Re: Lexical pad / attribute confusion
by adrianh (Chancellor) on Dec 22, 2002 at 14:20 UTC

    Thanks to fever, shotgunefx, Aristotle and diotalevi for helping illuminate the areas of my misunderstanding.

    Summary time - and one more question ;-)

    Why can't the implicit call to MODIFY_HASH_ATTRIBUTES in Foo see %foo in perl 5.8? The attribute routine is being called at runtime so the hash should have been declared and be in the pad?

    Because the hash doesn't come into scope until after the assignment, otherwise things like my ($x,@y,%z) : Bent = (@y); won't DWIM (thanks to Aristotle for pointing this out.) Obvious in hindsight.

    <update date="20030104">You can also use Attribute::Handlers::Prospective to get the name of a lexical variable</update>

    Why can INIT see %foo and %bar? They are not in the scope of the INIT subroutine and, since they are in their own blocks, they should not be visible from the file-scoped pad (the last call to dump_lex doesn't show them)?

    Because you don't get a separate pad for { block } scope - only for subroutine and file scope (thanks to fever for pointing out Elian's explanation.)

    INIT (and BEGIN, CHECK & END) are called outside of the normal "runtime" context where everything in the pad is visible.

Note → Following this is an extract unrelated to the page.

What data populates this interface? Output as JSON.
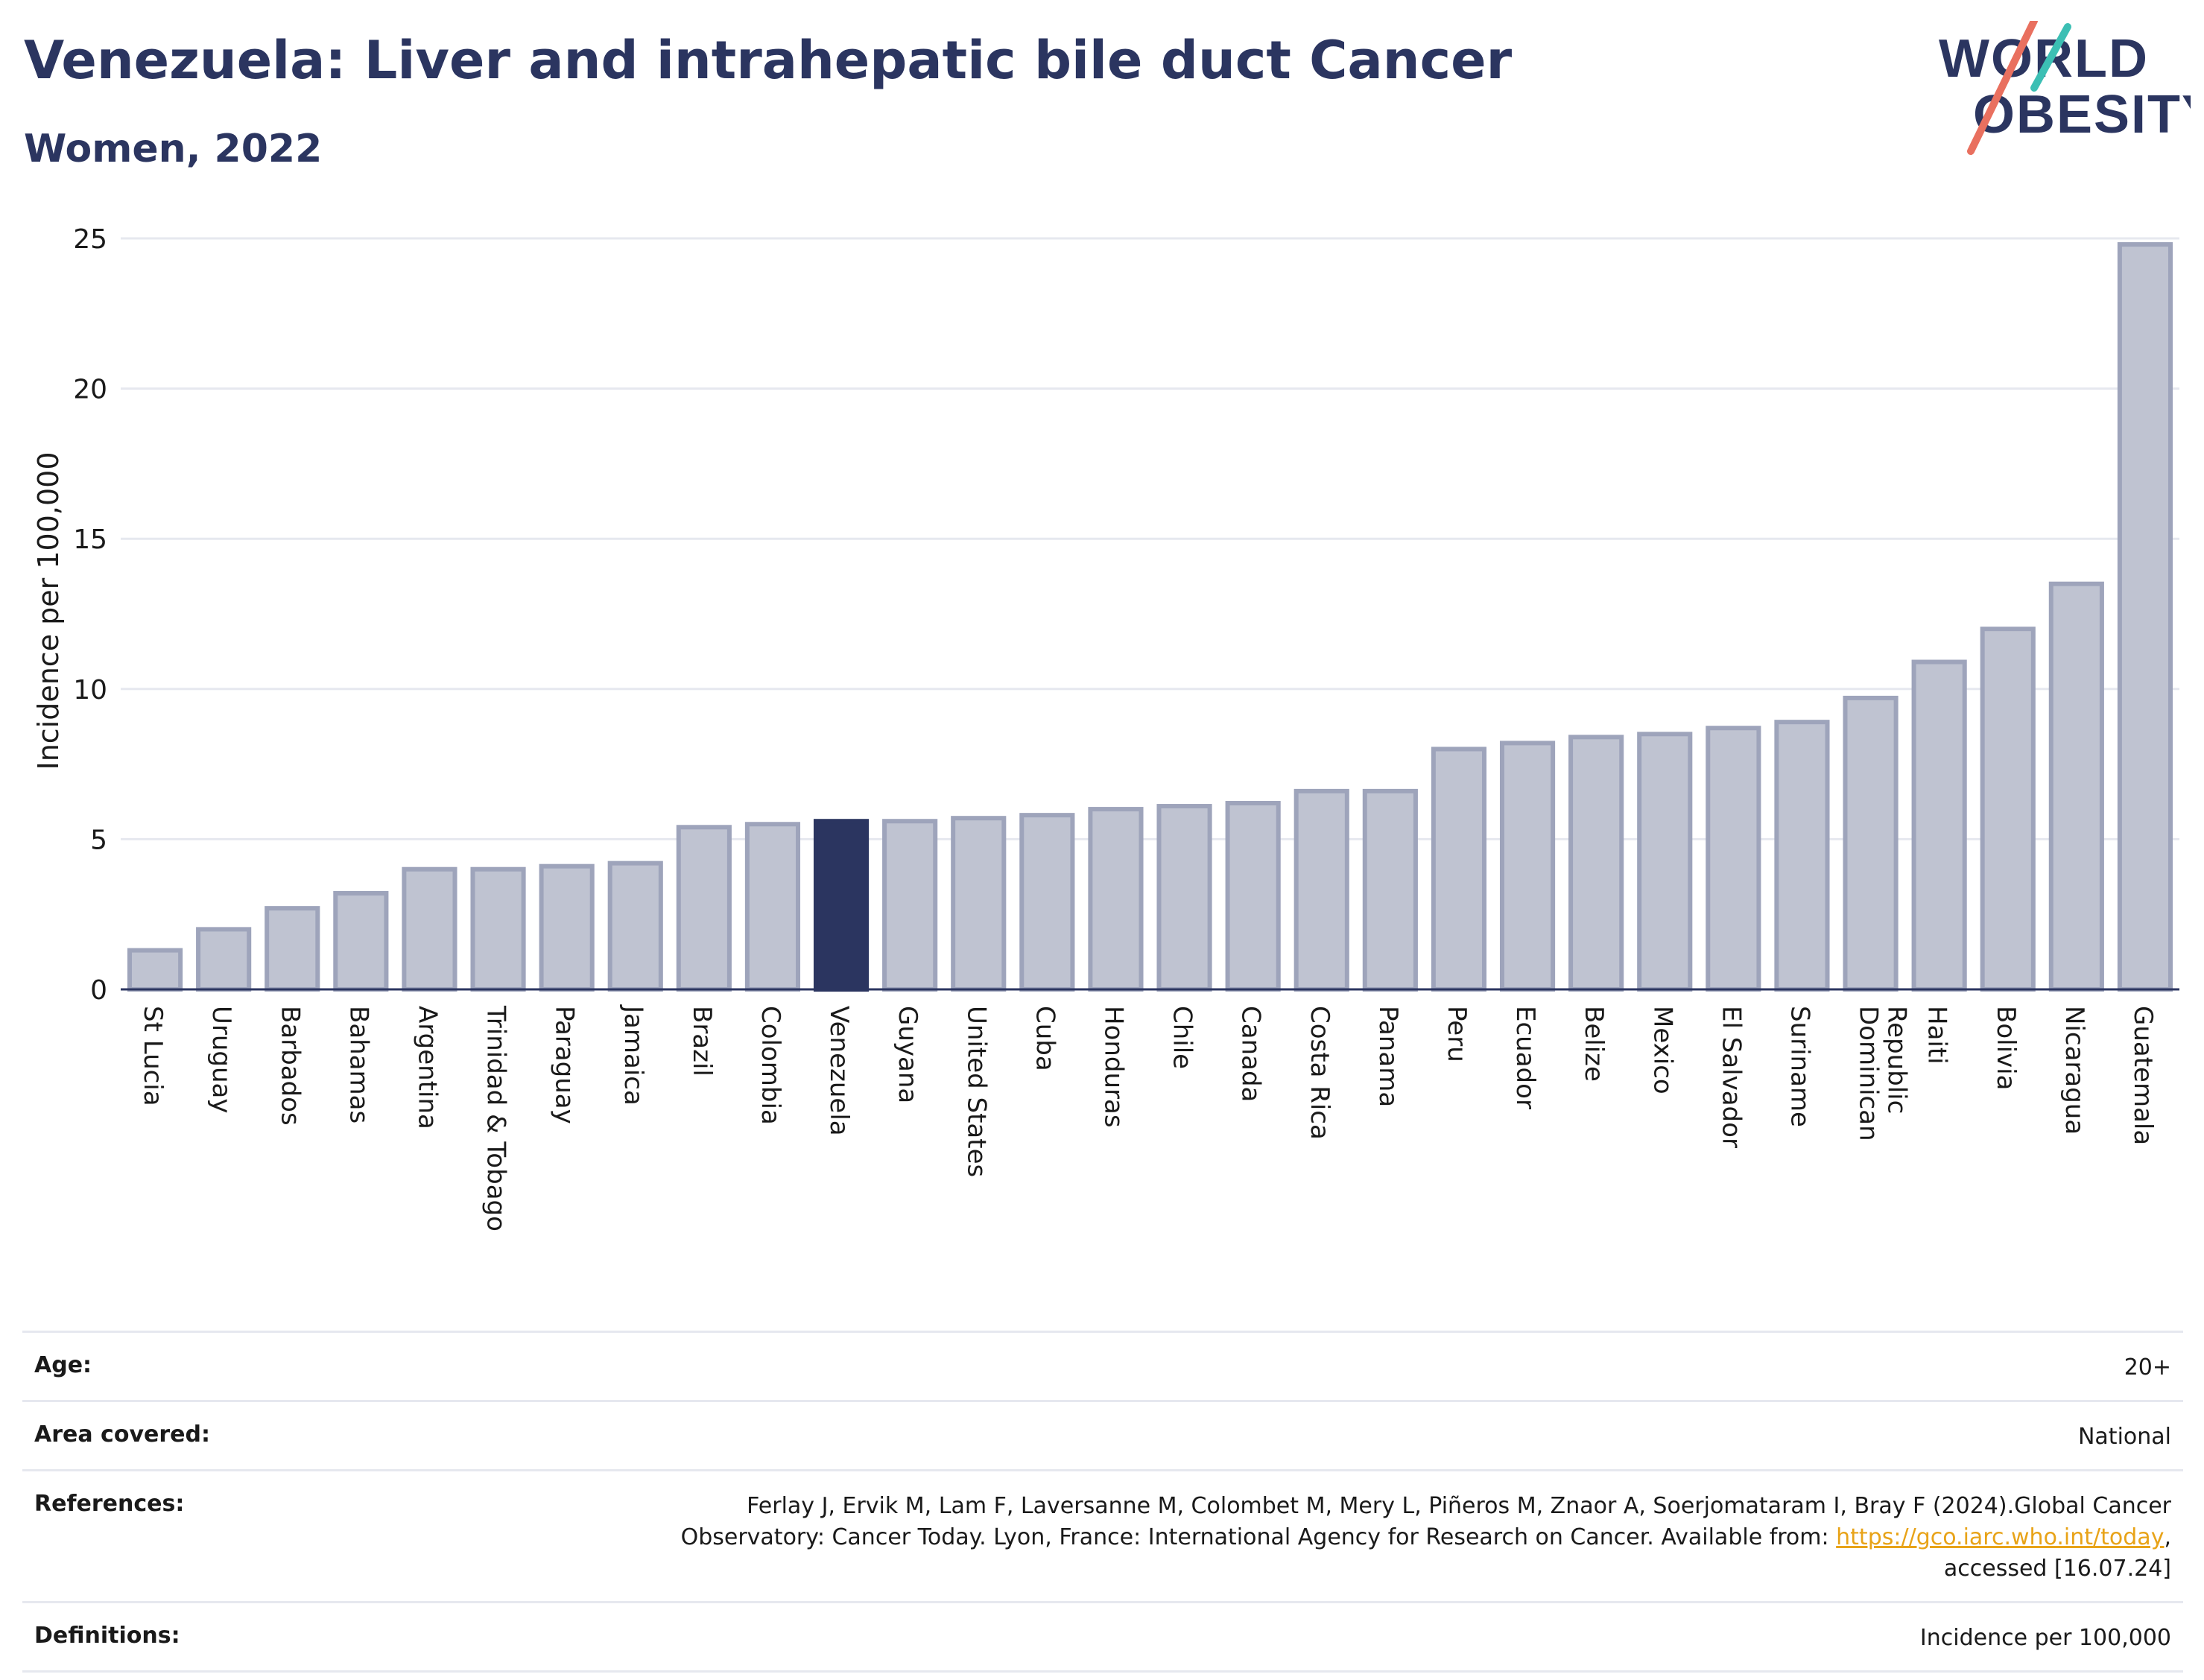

    This all makes some vague sort of sense - so I now have a handle on what is happening. However, I don't really understand why it's happenning.

    New question: Why are BEGIN et al called in this odd context where they can see everything in the pad?

    Is this just an accident of implementation, or is there a reason?

    I find the fact that:

    use strict; use warnings; use PadWalker qw(peek_my); CHECK { peek_my(1)->{'%foo'}->{answer} = 42 }; { my %foo; print $foo{answer}, "\n"; };

    outputs 42 somewhat counter-intuitive.

      As near as I can gather - it's just an innermost scope. I took the trouble to write a quickie XS library (Devel::DebugScope) to dump some of the scoping variables. You can download it here if you like: http://198.144.10.226/perl/Devel-DebugScope-0.01.tgz. I used it to instrument your code and it corroborates that CHECK and friends have an apparent lexical scope equivalent (or greater for BEGIN) than the inner scope. The key values to look at are scopestack_ix and savestack_ix (I guess).

      use strict; use warnings; use PadWalker qw(peek_my); use Devel::DebugScope qw(dump_scope); CHECK { print "CHECK\n"; Devel::DebugScope::dump_scope(); print "\n\n"; } CHECK { peek_my(1)->{'%foo'}->{answer} = 42 }; print "Runtime outer\n"; Devel::DebugScope::dump_scope(); print "\n\n"; { my %foo; print $foo{answer}, "\n"; print "Runtime inner\n"; Devel::DebugScope::dump_scope(); print "\n\n"; }; __DATA__ CHECK scopestack_ix: 5 savestack_ix: 21 Runtime outer scopestack_ix: 3 savestack_ix: 10 42 Runtime inner scopestack_ix: 5 savestack_ix: 15

      Fun Fun Fun in the Fluffy Chair

        ++. An excellent demonstration of what is happening.

        Now if only somebody can tell me why :-)

        (or point to the relevant docs if there are any).